Ce qui importe, c'est de définir le climat créé par le harcèlement sexuel, car la victime est paralysée, sous pression. Chaque terme a son importance.
Mme Marilyn Baldeck, déléguée générale de l'AVFT. - La directive européenne opère la distinction entre « sexuel » et « sexiste », plus précisément entre « sexuel » et « à raison du sexe ». Il faut éviter de transposer cette dernière expression dans notre code pénal. Dans les exemples que j'ai donnés, il y a bien un élément connoté sexuellement : « ma femme n'a jamais aimé ça, avec toi ce serait différent », ce ne sont pas des propos sexistes. Le sexisme pourrait intervenir plutôt comme une circonstance aggravante du harcèlement moral. Nous ne sommes pas favorables à l'idée de tout mélanger. Il y a les discriminations, et le harcèlement. Dans la phrase « vous êtes belle, poupée », il y a une connotation non pas sexuelle, mais sexiste. Vous craignez qu'une rédaction comme la nôtre ne passe pas la censure du Conseil constitutionnel. Je crois le contraire, car le Conseil a donné la recette : il eût suffi d'un seul élément de précision pour que la définition lui convienne. Nous apportons plus qu'un élément, parce que nous voulons que la loi, certes soit conforme à la Constitution, mais aussi soit concrètement efficace.

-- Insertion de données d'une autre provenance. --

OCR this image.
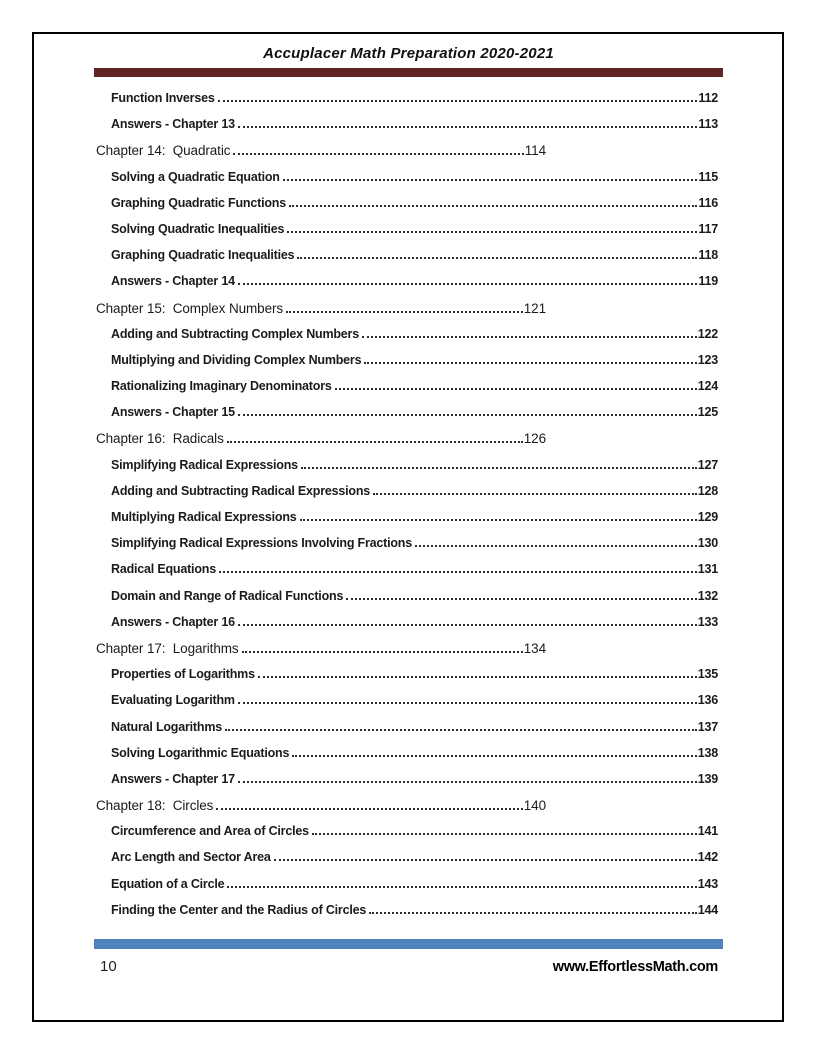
Accuplacer Math Preparation 2020-2021
Function Inverses	112
Answers - Chapter 13	113
Chapter 14:  Quadratic	114
Solving a Quadratic Equation	115
Graphing Quadratic Functions	116
Solving Quadratic Inequalities	117
Graphing Quadratic Inequalities	118
Answers - Chapter 14	119
Chapter 15:  Complex Numbers	121
Adding and Subtracting Complex Numbers	122
Multiplying and Dividing Complex Numbers	123
Rationalizing Imaginary Denominators	124
Answers - Chapter 15	125
Chapter 16:  Radicals	126
Simplifying Radical Expressions	127
Adding and Subtracting Radical Expressions	128
Multiplying Radical Expressions	129
Simplifying Radical Expressions Involving Fractions	130
Radical Equations	131
Domain and Range of Radical Functions	132
Answers - Chapter 16	133
Chapter 17:  Logarithms	134
Properties of Logarithms	135
Evaluating Logarithm	136
Natural Logarithms	137
Solving Logarithmic Equations	138
Answers - Chapter 17	139
Chapter 18:  Circles	140
Circumference and Area of Circles	141
Arc Length and Sector Area	142
Equation of a Circle	143
Finding the Center and the Radius of Circles	144
10	www.EffortlessMath.com
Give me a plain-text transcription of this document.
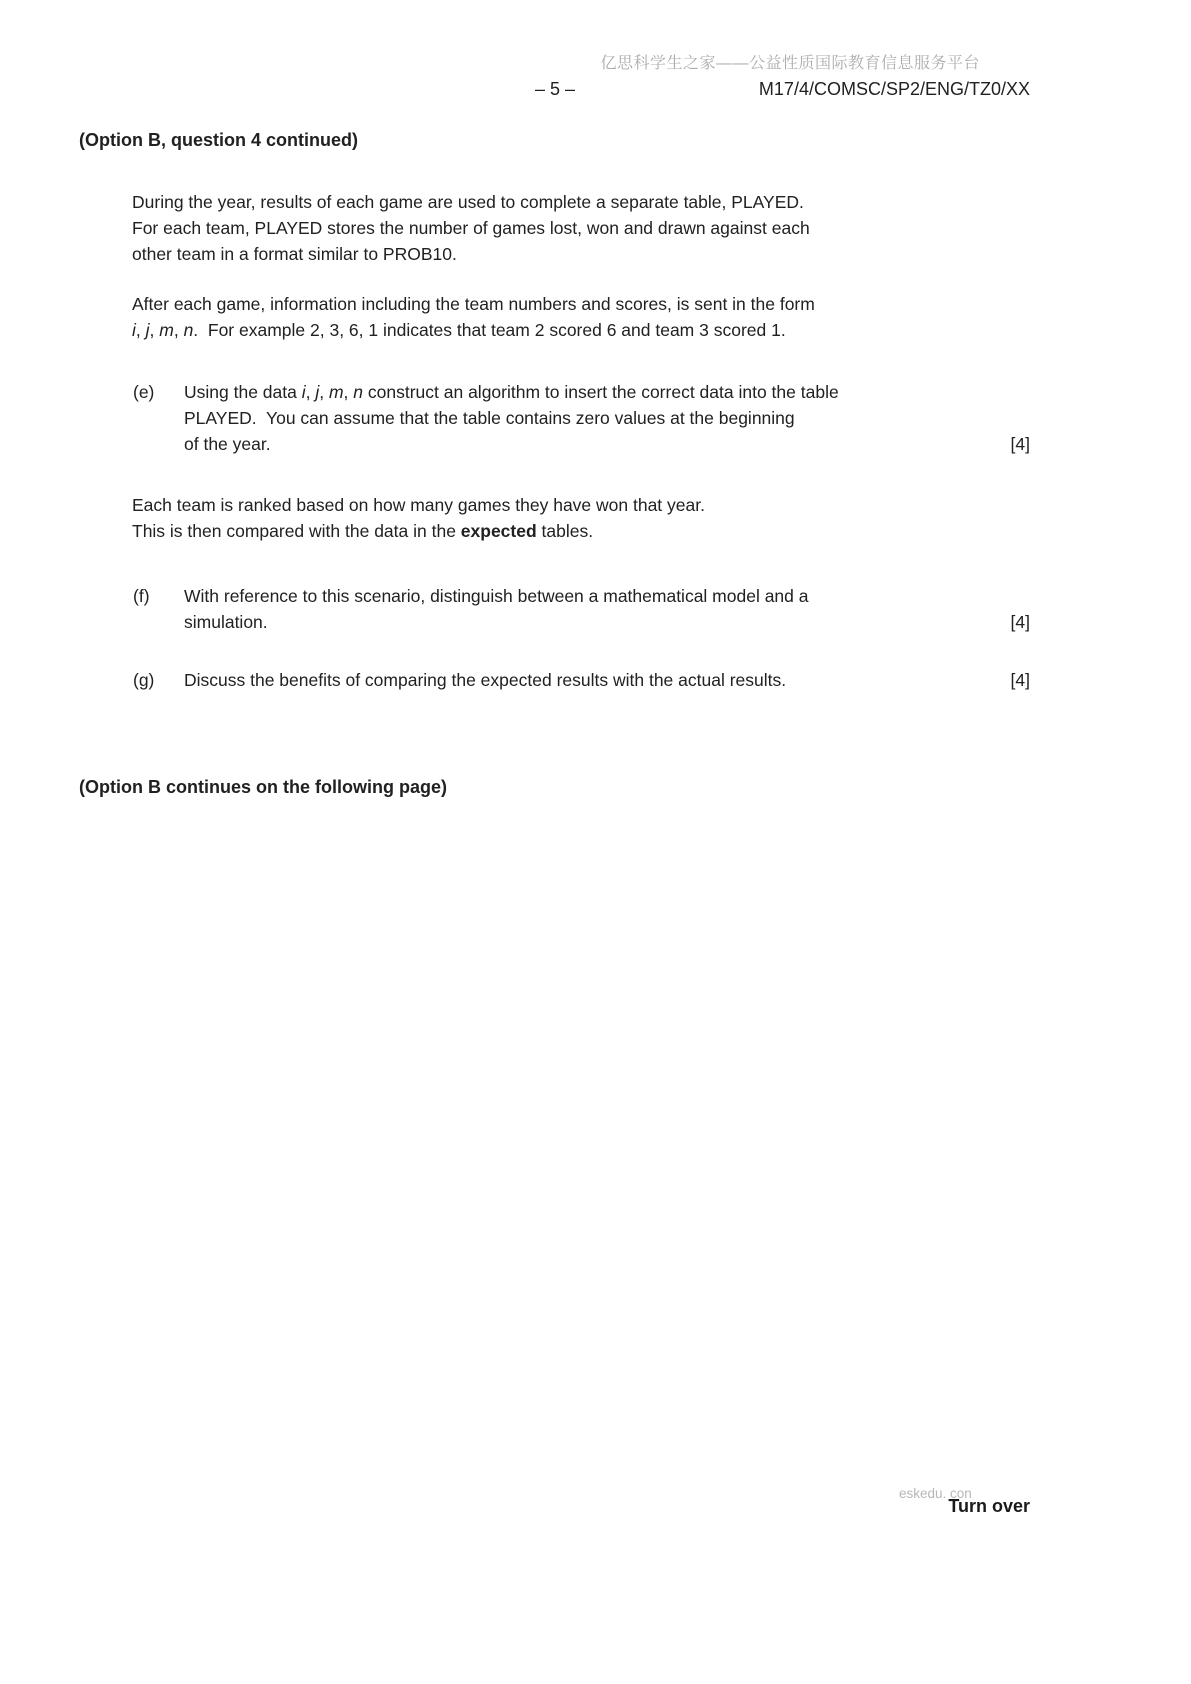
亿思科学生之家——公益性质国际教育信息服务平台
– 5 –	M17/4/COMSC/SP2/ENG/TZ0/XX
(Option B, question 4 continued)
During the year, results of each game are used to complete a separate table, PLAYED.
For each team, PLAYED stores the number of games lost, won and drawn against each
other team in a format similar to PROB10.
After each game, information including the team numbers and scores, is sent in the form
i, j, m, n.  For example 2, 3, 6, 1 indicates that team 2 scored 6 and team 3 scored 1.
(e)	Using the data i, j, m, n construct an algorithm to insert the correct data into the table
PLAYED.  You can assume that the table contains zero values at the beginning
of the year.	[4]
Each team is ranked based on how many games they have won that year.
This is then compared with the data in the expected tables.
(f)	With reference to this scenario, distinguish between a mathematical model and a
simulation.	[4]
(g)	Discuss the benefits of comparing the expected results with the actual results.	[4]
(Option B continues on the following page)
eskedu. con
Turn over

Tel gérant d'un beau restaurant de l'avenue Montaigne se promène toujours accompagné d'un chien de défense, impose ses commentaires graveleux à toutes les serveuses, qui se gardent de protester puisque, sinon, il lâche le chien : ce cas relève du harcèlement sexuel, il n'y a pas de viol.
Dans le texte abrogé, la répétition ne figurait pas dans la définition. Et le législateur en 1992 l'avait exclue des éléments constitutifs de l'infraction. L'introduire serait une régression. Aucune victime n'a jamais déposé plainte pour un acte isolé qui n'aurait pas été d'une extrême gravité.
Quant à l'échelle des peines, elle est respectée puisque nous proposons trois ans d'emprisonnement et 45 000 euros d'amende. C'est moins que les cinq ans d'emprisonnement et les 75 000 euros d'amende qui sanctionnent actuellement les agressions sexuelles.